Suffering Produces Greater Glory
And the second way our suffering can glorify God is when we endure it by trusting the promise of 2 Corinthians 4:17, which is even more amazing than the one we’ve already seen from Philippians 1:20–21 about honoring God in our death by counting death as gain. Paul looked at his whole life of suffering — and it was remarkable; just read 2 Corinthians 11 or 1 Corinthians 4. He said, “This light momentary affliction is preparing for us [that is, producing for us] an eternal weight of glory beyond all comparison” (2 Corinthians 4:17).
In other words, when we can see no benefit coming from our suffering on earth, the Bible directs our attention away from earth and says that these many years of suffering are not meaningless, they are not pointless, they are not in vain. They are actually producing (that’s the actual meaning of the Greek word translated preparing: bringing about, producing) a greater and greater weight of glory. That’s more than saying to die is gain; that’s saying the long, drawn-out pain of dying is producing greater gain. With every bolt of pain, we can say, if we have the consciousness to do it, “God will make it up to us. He will make it up to me.
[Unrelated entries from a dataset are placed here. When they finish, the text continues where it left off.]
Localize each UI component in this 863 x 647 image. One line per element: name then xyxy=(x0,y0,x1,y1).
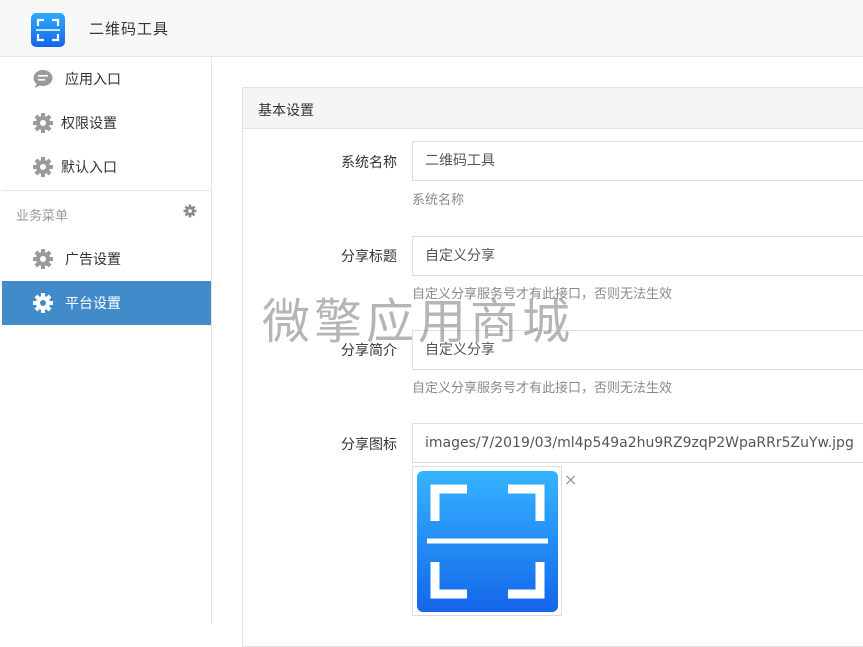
sidebar-item-default-entry[interactable]: 默认入口 xyxy=(2,145,211,189)
sidebar-item-platform-settings[interactable]: 平台设置 xyxy=(2,281,211,325)
sidebar-item-app-entry[interactable]: 应用入口 xyxy=(2,57,211,101)
system-name-input[interactable]: 二维码工具 xyxy=(412,141,863,181)
sidebar-item-label: 权限设置 xyxy=(61,116,117,132)
qr-scan-icon xyxy=(417,471,558,612)
section-label: 业务菜单 xyxy=(16,209,69,224)
top-header: 二维码工具 xyxy=(0,0,863,57)
panel-header: 基本设置 xyxy=(243,88,863,129)
share-title-label: 分享标题 xyxy=(341,249,397,265)
share-title-help: 自定义分享服务号才有此接口，否则无法生效 xyxy=(412,287,673,302)
gear-icon xyxy=(32,248,54,270)
sidebar: 应用入口 权限设置 默认入口 业务菜单 广告设置 平台设置 xyxy=(0,57,212,624)
share-icon-label: 分享图标 xyxy=(341,437,397,453)
gear-icon xyxy=(32,292,54,314)
sidebar-item-label: 广告设置 xyxy=(65,252,121,268)
share-desc-label: 分享简介 xyxy=(341,343,397,359)
share-title-input[interactable]: 自定义分享 xyxy=(412,236,863,276)
sidebar-item-permissions[interactable]: 权限设置 xyxy=(2,101,211,145)
sidebar-item-ad-settings[interactable]: 广告设置 xyxy=(2,237,211,281)
share-desc-input[interactable]: 自定义分享 xyxy=(412,330,863,370)
chat-icon xyxy=(32,68,54,90)
share-icon-path-input[interactable]: images/7/2019/03/ml4p549a2hu9RZ9zqP2WpaR… xyxy=(412,423,863,463)
sidebar-divider xyxy=(2,190,211,191)
remove-image-button[interactable]: × xyxy=(564,470,577,489)
qr-scan-icon[interactable] xyxy=(31,13,65,47)
system-name-label: 系统名称 xyxy=(341,155,397,171)
sidebar-item-label: 默认入口 xyxy=(61,160,117,176)
sidebar-item-label: 平台设置 xyxy=(65,296,121,312)
share-icon-preview xyxy=(412,466,562,616)
system-name-help: 系统名称 xyxy=(412,193,465,208)
gear-icon xyxy=(32,112,54,134)
gear-icon[interactable] xyxy=(183,204,197,218)
sidebar-item-label: 应用入口 xyxy=(65,72,121,88)
gear-icon xyxy=(32,156,54,178)
panel-title: 基本设置 xyxy=(258,103,314,119)
share-desc-help: 自定义分享服务号才有此接口，否则无法生效 xyxy=(412,381,673,396)
app-title: 二维码工具 xyxy=(89,20,170,38)
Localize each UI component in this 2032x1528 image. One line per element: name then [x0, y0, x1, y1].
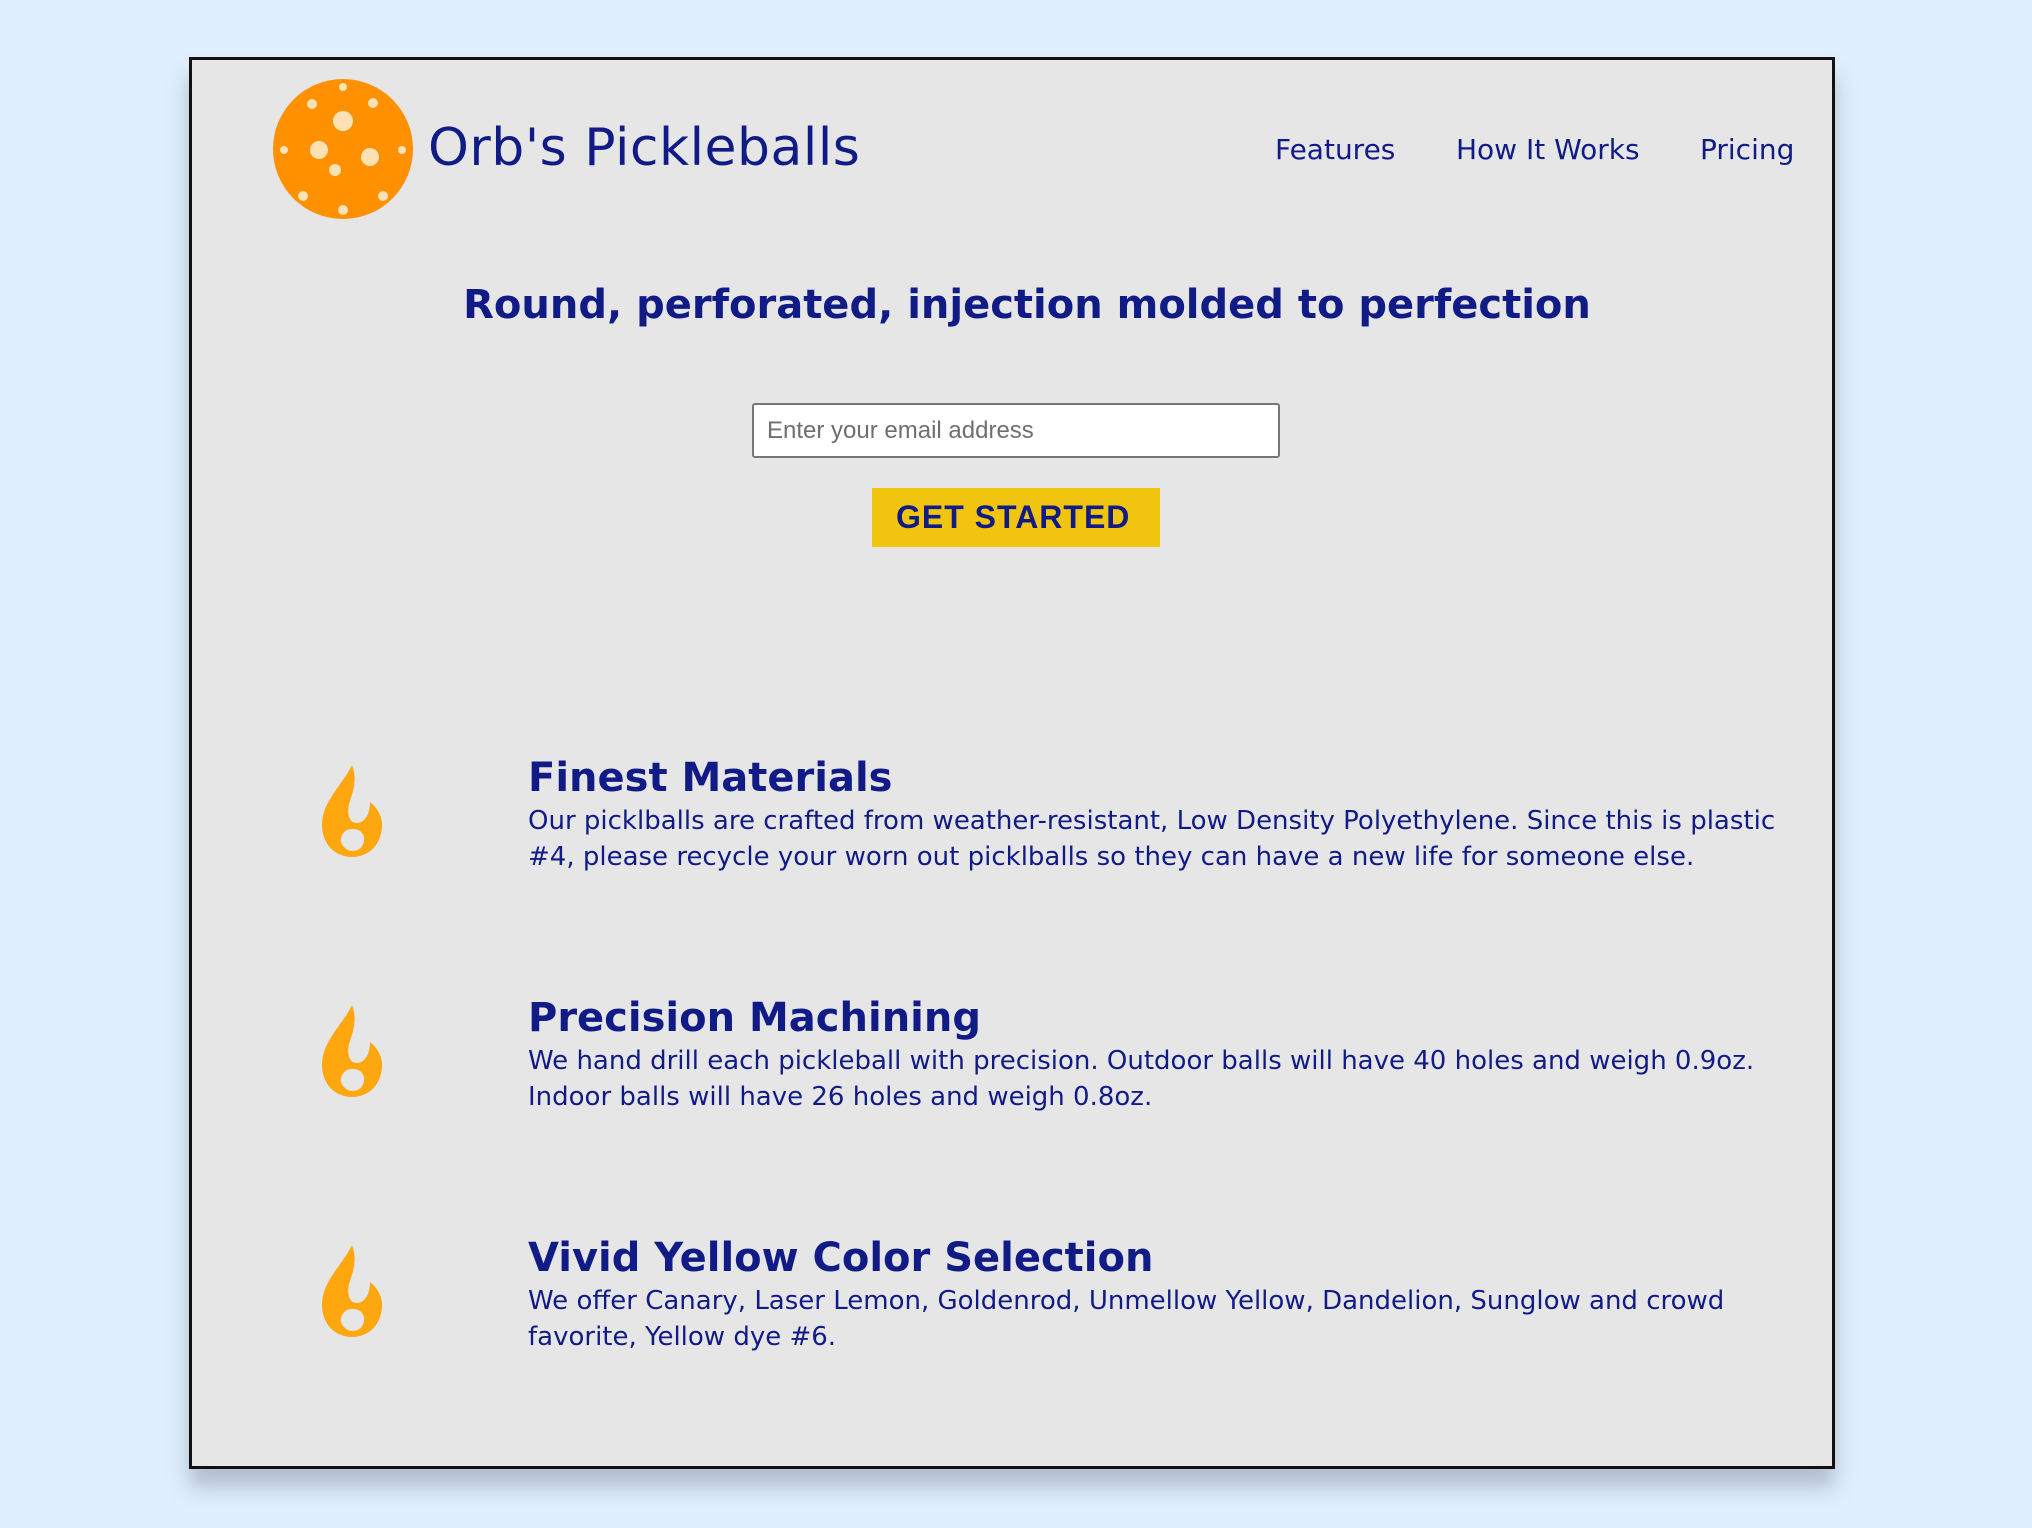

It will not be wasted.” In heaven we will look back on all those years of seemingly meaningless sorrows and pains and say, “It was worth it. He has made it worth it.”
So, I pray for the dear mother of our anonymous friend. Father, would you give her relief. Yes, would you give her relief, in the name of Jesus. And until then, keep her faith from wavering, because the steadfast love of the Lord is better than life (Psalm 63:3).